Updated: Mar 27, 2021

between equality and elitism in the third wave of decolonisation


Dr Kesi Mahendran


As we take tentative steps towards post-pandemic renewal, citizens across the world are calling into question the reliance on white imperial capital by populist leaders. Such citizens are becoming increasingly aware of how populist leaders use “us” and “them”, divisive logic which arouses hyper-partisanship (Singh, 2017) and conflictual thinking (Spruyt, Keppens & Van Droogenbroeck, 2016). Citizens are developing counter-narratives such as a one world narrative to interrogate the long shadow of colonial border constructions (Mahendran, 2017). This article brings into focus three fathers to call into question who will be at home in what I propose is the third wave of decolonisation.

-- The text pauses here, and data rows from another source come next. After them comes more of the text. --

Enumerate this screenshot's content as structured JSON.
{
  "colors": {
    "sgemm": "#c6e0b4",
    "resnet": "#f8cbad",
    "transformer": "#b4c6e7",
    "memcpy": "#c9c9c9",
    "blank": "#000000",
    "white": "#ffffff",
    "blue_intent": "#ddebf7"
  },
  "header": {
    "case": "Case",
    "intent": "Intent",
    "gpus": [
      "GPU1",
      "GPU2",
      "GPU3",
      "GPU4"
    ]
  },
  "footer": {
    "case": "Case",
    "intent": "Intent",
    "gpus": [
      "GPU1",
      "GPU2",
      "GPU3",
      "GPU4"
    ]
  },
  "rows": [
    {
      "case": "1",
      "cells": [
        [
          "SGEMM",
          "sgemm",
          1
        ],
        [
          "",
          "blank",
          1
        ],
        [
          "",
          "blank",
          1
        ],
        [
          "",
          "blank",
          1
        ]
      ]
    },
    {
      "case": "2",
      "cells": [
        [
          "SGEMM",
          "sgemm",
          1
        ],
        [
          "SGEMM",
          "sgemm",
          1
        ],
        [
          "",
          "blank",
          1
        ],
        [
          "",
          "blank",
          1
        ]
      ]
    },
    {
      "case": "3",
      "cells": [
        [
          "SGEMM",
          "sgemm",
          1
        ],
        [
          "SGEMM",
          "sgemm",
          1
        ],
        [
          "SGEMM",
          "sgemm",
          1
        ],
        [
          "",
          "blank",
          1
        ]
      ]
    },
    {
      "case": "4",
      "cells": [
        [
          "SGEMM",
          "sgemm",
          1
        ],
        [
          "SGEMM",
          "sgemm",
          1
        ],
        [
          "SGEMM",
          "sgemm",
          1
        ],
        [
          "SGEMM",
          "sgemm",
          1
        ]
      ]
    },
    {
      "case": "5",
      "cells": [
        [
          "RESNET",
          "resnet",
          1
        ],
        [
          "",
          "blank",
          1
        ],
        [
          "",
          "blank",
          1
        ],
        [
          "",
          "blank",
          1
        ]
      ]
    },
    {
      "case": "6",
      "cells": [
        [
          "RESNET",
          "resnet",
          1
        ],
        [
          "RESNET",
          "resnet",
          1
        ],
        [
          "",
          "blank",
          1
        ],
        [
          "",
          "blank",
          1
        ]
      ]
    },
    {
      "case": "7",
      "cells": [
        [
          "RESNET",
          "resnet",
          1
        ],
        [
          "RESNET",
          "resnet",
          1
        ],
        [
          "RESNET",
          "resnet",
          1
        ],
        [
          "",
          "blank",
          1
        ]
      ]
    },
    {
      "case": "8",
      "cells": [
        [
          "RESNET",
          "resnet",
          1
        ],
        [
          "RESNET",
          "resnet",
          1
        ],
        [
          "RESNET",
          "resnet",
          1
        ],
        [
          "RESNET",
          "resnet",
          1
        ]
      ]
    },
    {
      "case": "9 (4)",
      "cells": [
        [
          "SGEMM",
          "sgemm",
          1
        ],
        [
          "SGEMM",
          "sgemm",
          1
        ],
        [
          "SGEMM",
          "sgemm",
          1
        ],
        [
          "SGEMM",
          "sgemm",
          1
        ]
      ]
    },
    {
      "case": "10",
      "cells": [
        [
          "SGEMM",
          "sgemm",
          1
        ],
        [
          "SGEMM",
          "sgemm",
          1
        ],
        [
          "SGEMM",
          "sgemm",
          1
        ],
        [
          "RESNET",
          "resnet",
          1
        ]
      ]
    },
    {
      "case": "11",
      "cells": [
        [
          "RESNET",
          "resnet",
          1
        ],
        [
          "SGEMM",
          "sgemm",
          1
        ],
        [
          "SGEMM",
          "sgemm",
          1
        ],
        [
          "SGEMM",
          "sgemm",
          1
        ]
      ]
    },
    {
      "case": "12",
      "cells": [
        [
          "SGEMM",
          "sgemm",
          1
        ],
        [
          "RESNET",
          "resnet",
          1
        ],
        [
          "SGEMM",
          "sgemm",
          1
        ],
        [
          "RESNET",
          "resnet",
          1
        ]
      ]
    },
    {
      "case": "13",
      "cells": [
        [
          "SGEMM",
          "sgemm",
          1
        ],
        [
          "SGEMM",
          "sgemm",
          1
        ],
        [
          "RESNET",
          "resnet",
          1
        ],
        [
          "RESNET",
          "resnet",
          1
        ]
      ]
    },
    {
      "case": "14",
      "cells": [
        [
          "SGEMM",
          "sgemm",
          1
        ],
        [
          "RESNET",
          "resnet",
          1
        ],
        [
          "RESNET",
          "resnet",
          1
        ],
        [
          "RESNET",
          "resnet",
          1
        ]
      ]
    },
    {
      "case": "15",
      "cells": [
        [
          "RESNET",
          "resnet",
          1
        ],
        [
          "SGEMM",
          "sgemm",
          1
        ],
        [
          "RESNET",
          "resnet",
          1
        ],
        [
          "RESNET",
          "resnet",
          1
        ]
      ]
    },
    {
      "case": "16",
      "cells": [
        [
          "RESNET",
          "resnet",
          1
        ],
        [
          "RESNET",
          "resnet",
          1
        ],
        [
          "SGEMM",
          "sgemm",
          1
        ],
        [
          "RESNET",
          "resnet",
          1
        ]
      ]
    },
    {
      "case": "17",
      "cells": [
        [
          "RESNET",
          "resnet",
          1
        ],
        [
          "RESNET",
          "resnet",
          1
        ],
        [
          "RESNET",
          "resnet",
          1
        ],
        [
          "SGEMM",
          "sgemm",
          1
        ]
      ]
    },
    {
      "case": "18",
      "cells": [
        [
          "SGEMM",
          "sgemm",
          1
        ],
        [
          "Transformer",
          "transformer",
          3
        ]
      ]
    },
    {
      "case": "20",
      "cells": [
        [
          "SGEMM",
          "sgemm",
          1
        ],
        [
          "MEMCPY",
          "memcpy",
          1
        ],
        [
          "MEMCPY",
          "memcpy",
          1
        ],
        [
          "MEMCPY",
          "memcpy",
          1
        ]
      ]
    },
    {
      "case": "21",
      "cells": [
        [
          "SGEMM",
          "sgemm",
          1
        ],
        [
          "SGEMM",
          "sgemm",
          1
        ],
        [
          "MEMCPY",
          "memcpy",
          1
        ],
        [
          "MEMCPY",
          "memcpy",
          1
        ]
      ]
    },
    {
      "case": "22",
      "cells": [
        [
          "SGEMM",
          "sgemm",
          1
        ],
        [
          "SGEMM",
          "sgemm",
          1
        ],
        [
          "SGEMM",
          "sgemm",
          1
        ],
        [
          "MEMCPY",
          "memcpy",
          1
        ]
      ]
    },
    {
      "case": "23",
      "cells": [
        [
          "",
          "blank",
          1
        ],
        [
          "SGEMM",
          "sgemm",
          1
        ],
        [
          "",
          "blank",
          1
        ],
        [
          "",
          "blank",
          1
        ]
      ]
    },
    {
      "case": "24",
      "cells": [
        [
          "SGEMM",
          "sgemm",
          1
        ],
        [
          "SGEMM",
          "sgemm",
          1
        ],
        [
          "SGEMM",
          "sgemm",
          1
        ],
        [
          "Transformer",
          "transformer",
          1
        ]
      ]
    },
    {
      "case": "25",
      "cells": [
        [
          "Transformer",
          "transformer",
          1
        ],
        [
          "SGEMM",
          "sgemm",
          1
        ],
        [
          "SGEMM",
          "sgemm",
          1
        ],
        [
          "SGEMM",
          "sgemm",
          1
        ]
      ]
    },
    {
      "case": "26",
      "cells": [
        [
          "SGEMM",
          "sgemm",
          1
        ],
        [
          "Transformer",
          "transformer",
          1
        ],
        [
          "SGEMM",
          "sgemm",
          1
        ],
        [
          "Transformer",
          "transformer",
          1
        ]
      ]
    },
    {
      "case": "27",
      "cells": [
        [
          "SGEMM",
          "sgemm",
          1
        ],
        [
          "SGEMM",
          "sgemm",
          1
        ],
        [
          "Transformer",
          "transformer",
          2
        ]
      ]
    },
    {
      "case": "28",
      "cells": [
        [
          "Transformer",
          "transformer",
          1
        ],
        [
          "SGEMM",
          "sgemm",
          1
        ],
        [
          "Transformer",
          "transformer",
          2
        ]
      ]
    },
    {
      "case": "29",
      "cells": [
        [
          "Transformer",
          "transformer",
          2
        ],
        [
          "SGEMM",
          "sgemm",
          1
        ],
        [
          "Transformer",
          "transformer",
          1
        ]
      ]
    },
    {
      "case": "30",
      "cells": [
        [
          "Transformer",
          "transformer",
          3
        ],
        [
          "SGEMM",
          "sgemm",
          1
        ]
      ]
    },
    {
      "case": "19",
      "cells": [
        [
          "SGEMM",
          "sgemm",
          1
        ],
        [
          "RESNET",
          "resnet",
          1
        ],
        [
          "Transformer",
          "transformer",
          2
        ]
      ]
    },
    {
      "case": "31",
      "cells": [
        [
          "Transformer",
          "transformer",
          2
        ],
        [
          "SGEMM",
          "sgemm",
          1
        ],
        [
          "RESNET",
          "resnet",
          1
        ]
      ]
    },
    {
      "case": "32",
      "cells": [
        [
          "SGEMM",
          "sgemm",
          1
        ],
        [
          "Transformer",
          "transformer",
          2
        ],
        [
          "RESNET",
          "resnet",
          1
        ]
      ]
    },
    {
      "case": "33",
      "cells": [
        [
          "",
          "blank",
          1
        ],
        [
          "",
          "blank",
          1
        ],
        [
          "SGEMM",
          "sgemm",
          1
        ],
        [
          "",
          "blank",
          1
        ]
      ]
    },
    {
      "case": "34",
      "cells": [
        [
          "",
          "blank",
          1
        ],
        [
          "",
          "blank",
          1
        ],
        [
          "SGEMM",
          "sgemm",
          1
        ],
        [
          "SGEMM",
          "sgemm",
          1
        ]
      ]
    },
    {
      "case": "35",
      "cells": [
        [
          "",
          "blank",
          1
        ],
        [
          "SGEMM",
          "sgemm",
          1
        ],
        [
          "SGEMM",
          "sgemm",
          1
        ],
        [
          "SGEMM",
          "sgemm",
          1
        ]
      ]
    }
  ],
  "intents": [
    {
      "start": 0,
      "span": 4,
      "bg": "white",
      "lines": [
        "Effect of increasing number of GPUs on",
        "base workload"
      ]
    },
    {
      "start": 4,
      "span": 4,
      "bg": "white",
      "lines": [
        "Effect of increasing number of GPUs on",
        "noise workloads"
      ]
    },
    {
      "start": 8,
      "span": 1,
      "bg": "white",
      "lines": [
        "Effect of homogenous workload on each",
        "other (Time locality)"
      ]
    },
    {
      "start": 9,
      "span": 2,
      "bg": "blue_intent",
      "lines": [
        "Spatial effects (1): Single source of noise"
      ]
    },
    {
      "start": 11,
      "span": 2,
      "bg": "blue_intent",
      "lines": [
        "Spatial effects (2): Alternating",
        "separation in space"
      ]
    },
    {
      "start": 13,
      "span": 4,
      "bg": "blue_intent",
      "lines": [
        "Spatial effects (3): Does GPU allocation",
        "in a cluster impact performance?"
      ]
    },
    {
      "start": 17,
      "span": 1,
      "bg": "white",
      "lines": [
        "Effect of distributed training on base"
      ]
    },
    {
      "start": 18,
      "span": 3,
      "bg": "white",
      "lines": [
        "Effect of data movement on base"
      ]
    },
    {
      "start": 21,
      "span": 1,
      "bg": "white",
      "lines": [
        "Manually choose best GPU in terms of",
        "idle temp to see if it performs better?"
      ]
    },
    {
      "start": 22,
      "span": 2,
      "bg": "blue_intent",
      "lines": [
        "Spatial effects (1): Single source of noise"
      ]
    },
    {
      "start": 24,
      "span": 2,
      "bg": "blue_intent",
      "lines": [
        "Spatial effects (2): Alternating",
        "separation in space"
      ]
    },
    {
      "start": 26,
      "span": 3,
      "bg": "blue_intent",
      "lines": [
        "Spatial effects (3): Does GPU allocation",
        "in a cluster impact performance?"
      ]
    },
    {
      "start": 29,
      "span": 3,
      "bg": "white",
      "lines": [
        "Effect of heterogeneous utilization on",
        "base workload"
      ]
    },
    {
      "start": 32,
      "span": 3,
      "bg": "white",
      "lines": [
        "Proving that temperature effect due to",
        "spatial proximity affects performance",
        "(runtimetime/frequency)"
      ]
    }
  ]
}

A focus on three fathers speaks back to Spike Lee’s short film Three Brothers (available on Youtube). Decolonisation appears to occur in waves, at once advancing and then receding. The first wave led to the independence of former European colonies in the 1940’s and 1950s. The second wave led to desegregation and rising black political consciousness in the 1960s. It is worth bringing to mind the Black Power movement which became worldwide in its political and cultural influence (Hall, 2017, p.99). It is hard to escape the extent to which we are, today, entering a third wave.


The beginnings of the third wave can be located after the post-racial discussions of the Obama US presidency and Blair/Brown centre-left UK government, but before the Covid-19 pandemic. Where the first wave was about emerging independent nation states and the second about desegregation, this third wave is post-national and sets its sights on a post-imperial consciousness. Rhodes Must Fall and why is my curriculum white? campaigns, the Windrush scandal and the global lightening rod of the death of George Floyd all contribute to this third wave.